As a Data Scientist at Cyndx, you will join our AI team to develop and maintain machine learning models that power our financial intelligence platform. You'll work across our technology stack, from maintaining our 'Projected To Raise' forecasting model to implementing new features in our FastAPI middleware service. This role offers an exceptional opportunity for early-career data scientists to gain hands-on experience in applying cutting-edge AI techniques to solve real-world financial problems, while working with senior developers to enhance your skills in machine learning operations, data engineering, and software development.
This role will be located in either our New York or out West Palm Beach office. Please note that we are currently working on a hybrid model and are in the office for four days and remote for one day each week. Remote work is not a possibility in this role.
Learn More
Want to learn more about Cyndx? Read some of our recent press coverage:
Responsibilities
- Develop, maintain, and enhance our models using time series analysis, machine learning, and deep learning techniques.
- Implement and fine-tune open-source LLMs for specialized financial text generation, summarization, and classification tasks.
- Build, deploy, and monitor agentic AI workflows that interact with our financial data ecosystem.

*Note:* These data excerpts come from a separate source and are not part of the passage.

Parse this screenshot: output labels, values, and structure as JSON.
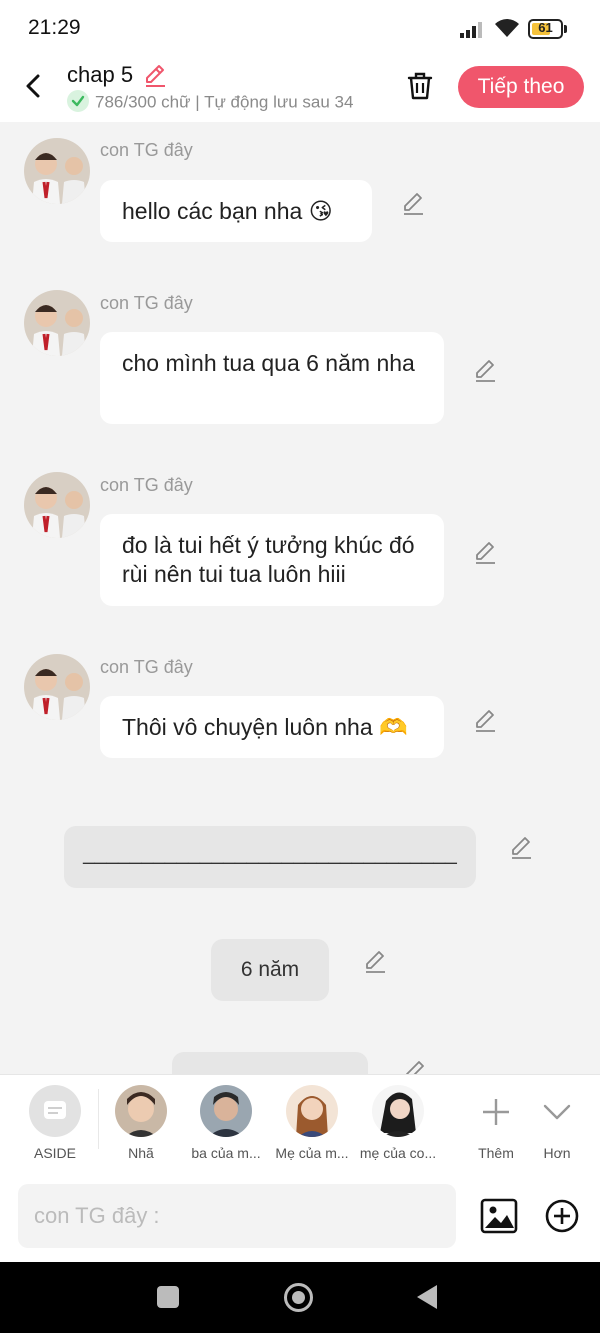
{
  "status_bar": {
    "time": "21:29",
    "battery": "61",
    "battery_level": 0.61
  },
  "header": {
    "title": "chap 5",
    "word_count": "786/300 chữ | Tự động lưu sau 34",
    "next_button": "Tiếp theo"
  },
  "messages": [
    {
      "sender": "con TG đây",
      "text": "hello các bạn nha 😘"
    },
    {
      "sender": "con TG đây",
      "text": "cho mình tua qua 6 năm nha"
    },
    {
      "sender": "con TG đây",
      "text": "đo là tui hết ý tưởng khúc đó rùi nên tui tua luôn hiii"
    },
    {
      "sender": "con TG đây",
      "text": "Thôi vô chuyện luôn nha 🫶"
    }
  ],
  "narrations": [
    {
      "text": "________________________________"
    },
    {
      "text": "6 năm"
    }
  ],
  "characters": [
    {
      "label": "ASIDE",
      "icon": "aside-chat-icon"
    },
    {
      "label": "Nhã",
      "icon": "avatar-nha"
    },
    {
      "label": "ba của m...",
      "icon": "avatar-ba"
    },
    {
      "label": "Mẹ của m...",
      "icon": "avatar-me"
    },
    {
      "label": "mẹ của co...",
      "icon": "avatar-me-co"
    }
  ],
  "actions": {
    "more_label": "Thêm",
    "collapse_label": "Hơn"
  },
  "input": {
    "placeholder": "con TG đây :"
  },
  "colors": {
    "accent": "#f0566c",
    "check": "#3cba5f"
  }
}
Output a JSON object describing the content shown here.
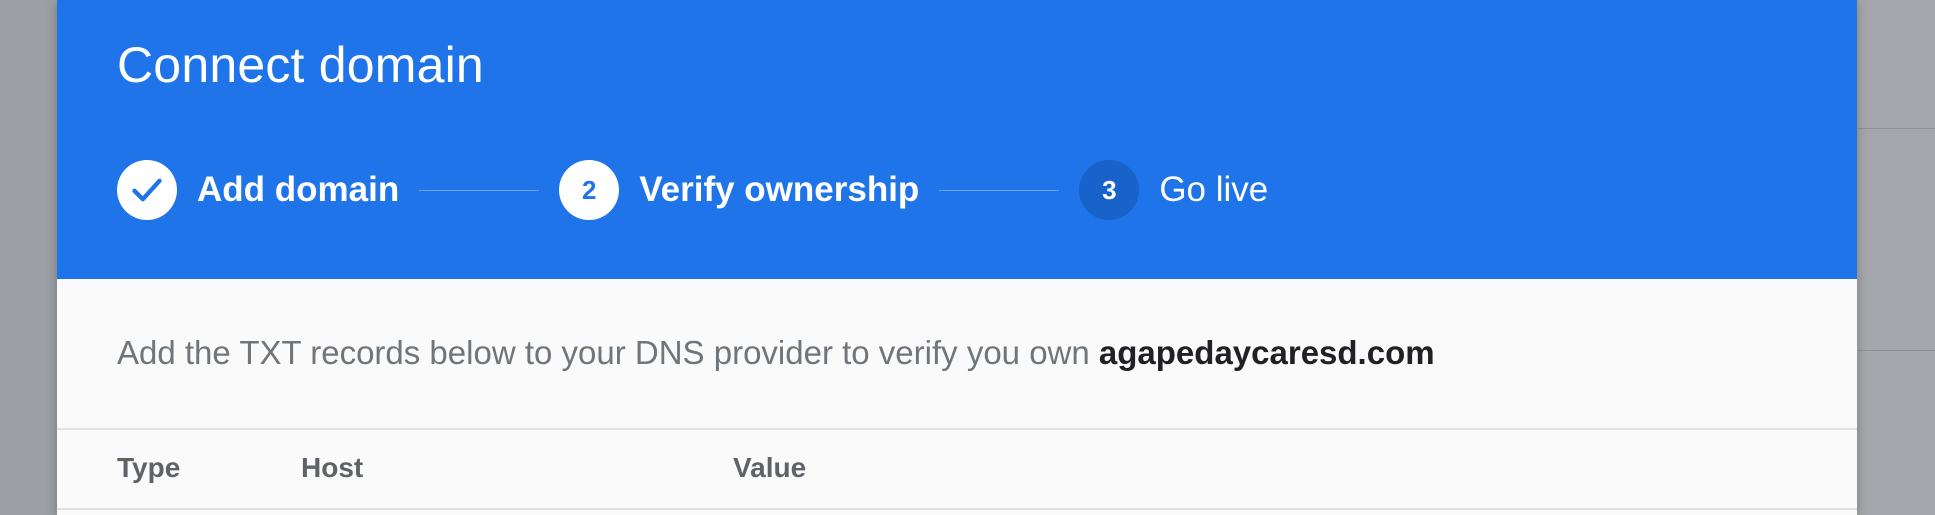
{
  "dialog": {
    "title": "Connect domain"
  },
  "stepper": {
    "steps": [
      {
        "label": "Add domain",
        "state": "completed",
        "icon": "check-icon"
      },
      {
        "label": "Verify ownership",
        "number": "2",
        "state": "active"
      },
      {
        "label": "Go live",
        "number": "3",
        "state": "pending"
      }
    ]
  },
  "instruction": {
    "text": "Add the TXT records below to your DNS provider to verify you own ",
    "domain": "agapedaycaresd.com"
  },
  "records_table": {
    "columns": [
      "Type",
      "Host",
      "Value"
    ]
  },
  "colors": {
    "header_bg": "#1e74e8",
    "pending_step_bg": "#1763c9",
    "body_bg": "#fafafa",
    "overlay": "#9c9fa4"
  }
}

- Design and develop data engineering pipelines to ingest, transform, and integrate new financial data sources.
- Create and maintain features in our FastAPI middleware service, including developing new endpoints and optimizing existing ones.
- Collaborate with cross-functional teams to identify opportunities for AI/ML solutions to improve our product offerings.
- Write clean, maintainable, and well-documented code following team standards and best practices. Participate in code reviews, testing, and deployment processes using modern CI/CD practices. Assist in troubleshooting production issues and performance optimization.
Qualifications
- 1-2 years of professional experience in data science, machine learning, or related technical field. Bachelor's or Master's degree in Computer Science, Statistics, Mathematics, Engineering, or related STEM field.
- Strong foundation in statistics, probability, calculus, and linear algebra, particularly as applied to time-dependent data. Experience with Python programming and data science libraries (NumPy, Pandas, scikit-learn, PyTorch or TensorFlow).
- Knowledge of NLP concepts and techniques, including word embeddings, transformer architectures, and large language models.
- Proficiency in SQL and experience working with relational databases.
- Familiarity with cloud services, preferably GCP (BigQuery, Cloud Run, GCS) or similar platforms.
- Understanding of version control systems (Git) and collaborative development workflows.
- Basic knowledge of RESTful API design and web frameworks like FastAPI. Excellent problem-solving skills and attention to detail.
- Strong communication skills and ability to explain complex technical concepts to both technical and non-technical stakeholders.
- Self-motivated with a desire to learn and adapt to new technologies and methodologies.
Preferred Qualifications (Nice to Have)
- Experience with financial data, financial modeling, or quantitative analysis.
- Familiarity with time series forecasting techniques and competitions like VN1.
- Experience with infrastructure-as-code tools like Terraform. Knowledge of Docker containerization and Kubernetes orchestration.
- Prior work with agentic AI systems or RAG (Retrieval-Augmented Generation) architectures.
- Understanding of MLOps practices and tools.
- Experience contributing to open-source projects or building reusable software components.